That's because MTE is different. It allows to assign tags to existing
virtual memory. So one need to know whether a memory can have tags assigned.

>
>It does take another arch vma flag though. For x86 I guess I would need
>to figure out how to squeeze VM_SHADOW_STACK into other flags to have a
>free flag to use the same method. It also only supports mprotect() and
>shadow stack would only want to support mmap(). And you still have the
>initialization stuff to plumb through. Yea, I think the PROT_MTE is a
>good thing to consider, but it's not super obvious to me how similar
>the logic would be for shadow stack.

I dont think you need another VMA flag. Memory tagging allows adding tags
to existing virtual memory. That's why having `mprotect` makes sense for MTE.
In shadow stack case, there is no requirement of changing a shadow stack
to regular memory or vice-versa. 

All that's needed to change is `mmap`. `mprotect` should fail. Syscall
approach gives that benefit by default because there is no protection flag
for shadow stack.

I was giving example that any feature which gives new meaning to virtual memory
has been able to work with existing memory mapping APIs without the need of new
system call (including whether you're dealing with anonymous memory).

>
>The question I'm asking though is, not "can mmap code and rules be
>changed to enforce the required limitations?". I think it is yes. But
>the question is "why is that plumbing better than a new syscall?". I
>guess to get a better idea, the mmap solution would need to get POCed.
>I had half done this at one point, but abandoned the approach.
>
>For your question about why limit it, the special x86 case is the
>Dirty=1,Write=0 PTE bit combination for shadow stacks. So for shadow
>stack you could have some confusion about whether a PTE is actually
>dirty for writeback, etc. I wouldn't say it's known to be impossible to
>do MAP_SHARED, but it has not been fully analyzed enough to know what
>the changes would be. There were some solvable concrete issues that
>tipped the scale as well. It was also not expected to be a common
>usage, if at all.

I am not sure how confusion of D=1,W=0 is not completely taken away by
syscall approach. It'll always be there. One can only do things to minimize
the chances.

In case of syscall approach, syscall makes sure that 

`flags = MAP_ANONYMOUS | MAP_PRIVATE | MAP_ABOVE4G`

This can be easily checked in arch specific landing function for mmap.

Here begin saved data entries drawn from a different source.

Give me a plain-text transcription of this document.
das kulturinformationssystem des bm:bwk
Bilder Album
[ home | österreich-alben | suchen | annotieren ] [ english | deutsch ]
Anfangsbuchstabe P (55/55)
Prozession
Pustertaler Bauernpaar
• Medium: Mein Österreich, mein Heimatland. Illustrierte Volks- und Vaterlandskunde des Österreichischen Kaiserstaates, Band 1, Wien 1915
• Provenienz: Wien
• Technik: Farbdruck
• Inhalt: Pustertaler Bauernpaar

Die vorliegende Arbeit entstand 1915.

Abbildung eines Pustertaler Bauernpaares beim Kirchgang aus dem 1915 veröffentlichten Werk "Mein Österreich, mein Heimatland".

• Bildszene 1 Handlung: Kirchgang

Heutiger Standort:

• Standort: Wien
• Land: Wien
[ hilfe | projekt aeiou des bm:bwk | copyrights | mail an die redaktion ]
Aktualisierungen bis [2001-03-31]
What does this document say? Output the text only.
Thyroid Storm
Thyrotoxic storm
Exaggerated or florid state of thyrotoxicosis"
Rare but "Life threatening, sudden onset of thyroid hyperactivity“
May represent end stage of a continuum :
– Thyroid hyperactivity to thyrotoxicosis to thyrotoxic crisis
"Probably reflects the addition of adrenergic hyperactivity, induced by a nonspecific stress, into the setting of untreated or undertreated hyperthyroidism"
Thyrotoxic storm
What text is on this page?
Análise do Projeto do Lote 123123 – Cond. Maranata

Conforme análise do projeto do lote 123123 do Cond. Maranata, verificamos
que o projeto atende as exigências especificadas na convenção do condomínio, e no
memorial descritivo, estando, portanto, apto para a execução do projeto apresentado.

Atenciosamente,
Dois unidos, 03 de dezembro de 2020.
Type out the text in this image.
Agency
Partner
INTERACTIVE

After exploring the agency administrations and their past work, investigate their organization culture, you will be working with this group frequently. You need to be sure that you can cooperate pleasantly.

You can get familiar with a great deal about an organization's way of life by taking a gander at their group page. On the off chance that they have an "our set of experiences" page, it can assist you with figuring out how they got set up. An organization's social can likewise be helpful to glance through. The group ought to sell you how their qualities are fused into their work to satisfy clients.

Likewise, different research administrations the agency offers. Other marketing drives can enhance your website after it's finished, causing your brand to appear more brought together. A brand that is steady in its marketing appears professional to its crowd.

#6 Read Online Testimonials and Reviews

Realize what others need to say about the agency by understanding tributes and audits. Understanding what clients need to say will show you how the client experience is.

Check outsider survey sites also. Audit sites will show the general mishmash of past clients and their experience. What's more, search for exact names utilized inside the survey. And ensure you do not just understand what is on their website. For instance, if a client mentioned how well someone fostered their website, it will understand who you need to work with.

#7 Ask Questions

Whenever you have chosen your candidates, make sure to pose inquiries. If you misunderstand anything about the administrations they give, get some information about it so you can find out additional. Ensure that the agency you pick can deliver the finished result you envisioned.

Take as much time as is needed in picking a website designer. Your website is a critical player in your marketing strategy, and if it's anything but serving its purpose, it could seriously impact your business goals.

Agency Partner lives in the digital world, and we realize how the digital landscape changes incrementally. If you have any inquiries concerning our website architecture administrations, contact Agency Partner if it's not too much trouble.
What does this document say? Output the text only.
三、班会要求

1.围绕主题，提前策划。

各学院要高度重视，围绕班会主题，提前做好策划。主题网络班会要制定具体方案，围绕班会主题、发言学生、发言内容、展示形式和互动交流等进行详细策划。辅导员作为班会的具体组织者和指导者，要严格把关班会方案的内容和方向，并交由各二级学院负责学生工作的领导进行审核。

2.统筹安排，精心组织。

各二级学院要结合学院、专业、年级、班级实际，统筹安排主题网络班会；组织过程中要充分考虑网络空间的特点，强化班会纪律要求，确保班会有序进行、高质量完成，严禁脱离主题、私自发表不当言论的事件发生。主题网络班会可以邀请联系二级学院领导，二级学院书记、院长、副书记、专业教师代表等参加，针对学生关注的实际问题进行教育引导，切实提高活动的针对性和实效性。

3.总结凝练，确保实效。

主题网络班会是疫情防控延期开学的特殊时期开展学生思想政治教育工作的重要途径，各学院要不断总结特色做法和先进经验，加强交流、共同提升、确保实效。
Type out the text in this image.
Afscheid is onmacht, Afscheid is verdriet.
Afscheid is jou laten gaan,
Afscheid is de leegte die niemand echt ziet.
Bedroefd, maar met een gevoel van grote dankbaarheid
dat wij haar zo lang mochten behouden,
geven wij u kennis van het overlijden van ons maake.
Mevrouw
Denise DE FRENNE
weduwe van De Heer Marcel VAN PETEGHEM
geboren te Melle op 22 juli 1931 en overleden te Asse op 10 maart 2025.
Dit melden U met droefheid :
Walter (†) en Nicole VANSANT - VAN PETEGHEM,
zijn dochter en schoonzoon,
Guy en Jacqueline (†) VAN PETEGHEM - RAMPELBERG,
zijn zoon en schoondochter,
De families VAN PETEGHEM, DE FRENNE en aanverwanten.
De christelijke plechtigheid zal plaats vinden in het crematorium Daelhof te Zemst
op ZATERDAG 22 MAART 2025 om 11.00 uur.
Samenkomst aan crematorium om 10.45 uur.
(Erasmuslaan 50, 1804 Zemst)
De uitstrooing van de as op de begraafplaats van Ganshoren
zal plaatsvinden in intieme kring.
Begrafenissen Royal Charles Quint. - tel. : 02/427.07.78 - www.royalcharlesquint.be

Additionally, If you always have the token at base, you don't need that ABI
between user and kernel.


>
>The non-x86, general reasons for it, are for a smaller benefit. It
>blocks a lot of ways shadow stack memory could be written to. Like say
>you have a memory mapped writable file, and you also map it shadow
>stack. So it has better security properties depending on what your
>threat model is.

I wouldn't say any architecture should allow such primitives. It kind of defeats
the purpose for shadow stack. Yes if some sort of secure memory is needed, there may
be new ISA extensions for that.

>
>>
>> Eventually syscall will also go ahead and use memory management code
>> to
>> perform mapping. So I didn't understand the reasoning here. The way
>> syscall
>> can limit it to anonymous memory, why mmap can't do the same if it
>> sees
>> PROT_SHADOWSTACK.
>>
>> >
>> > The only benefit I've heard is that it saves creating a new
>> > syscall,
>> > but it also saves several MAP_ flags. That, and that the RFC for
>> > riscv
>> > did a PROT_SHADOW_STACK to start. So, yes, two people asked the
>> > same
>> > question, but I'm still not seeing any benefits. Can you give the
>> > pros
>> > and cons please?
>>
>> Again the way syscall will limit it to anonymous memory, Why mmap
>> can't do same?
>> There is precedence for it (like PROT_MTE is applicable only to
>> anonymous memory)
>>
>> So if it can be done, then why introduce a new syscall?
>>
>> >
>> > BTW, in glibc map_shadow_stack is called from arch code. So I think
>> > userspace wise, for this to affect other architectures there would
>> > need
>> > to be some code that could do things generically, with somehow the
>> > shadow stack pivot abstracted but the shadow stack allocation not.
>>
>> Agreed, yes it can be done in a way where it won't put tax on other
>> architectures.
>>
>> But what about fragmentation within x86. Will x86 always choose to
>> use system call
>> method map shadow stack. If future re-factor results in x86 also use
>> `mmap` method.
>> Isn't it a mess for x86 glibc to figure out what to do; whether to
>> use system call
>> or `mmap`?
>>
>
>Ok, so this is the downside I guess. What happens if we want to support
>the other types of memory in the future and end up using mmap for this?
>Then we have 15-20 lines of extra syscall wrapping code to maintain to
>support legacy.
>
>For the mmap solution, we have the downside of using extra MAP_ flags,
>and *some* amount of currently unknown vm_flag and address range logic,
>plus mmap arch breakouts to add to core MM. Like I said earlier, you
>would need to POC it out to see how bad that looks and get some core MM
>feedback on the new type of MAP flag usage. But, syscalls being pretty
>straightforward, it would probably be *some* amount of added complexity
>_now_ to support something that might happen in the future. I'm not
>seeing either one as a landslide win.
>
>It's kind of an eternal software design philosophical question, isn't
>it? How much work should you do to prepare for things that might be
>needed in the future? From what I've seen the balance in the kernel
>seems to be to try not to paint yourself in to an ABI corner, but
>otherwise let the kernel evolve naturally in response to real usages.
>If anyone wants to correct this, please do. But otherwise I think the
>new syscall is aligned with that.
>
>TBH, you are making me wonder if I'm missing something. It seems you
>strongly don't prefer this approach, but I'm not hearing any huge
>potential negative impacts. And you also say it won't tax the riscv
>implementation. Is this just something just smells bad here? Or it
>would shrink the riscv series?

No you're not missing anything. It's just wierdness of adding a system call
which enforces certain MAP_XX flags and pretty much mapping API.
And difference between architectures on how they will create shadow stack. + 
if x86 chooses to use `mmap` in future, then there is ugliness in user mode to
decide which method to choose.

And yes you got it right, to some extent there is my own selfishness playing out
as well here to reduce riscv patches.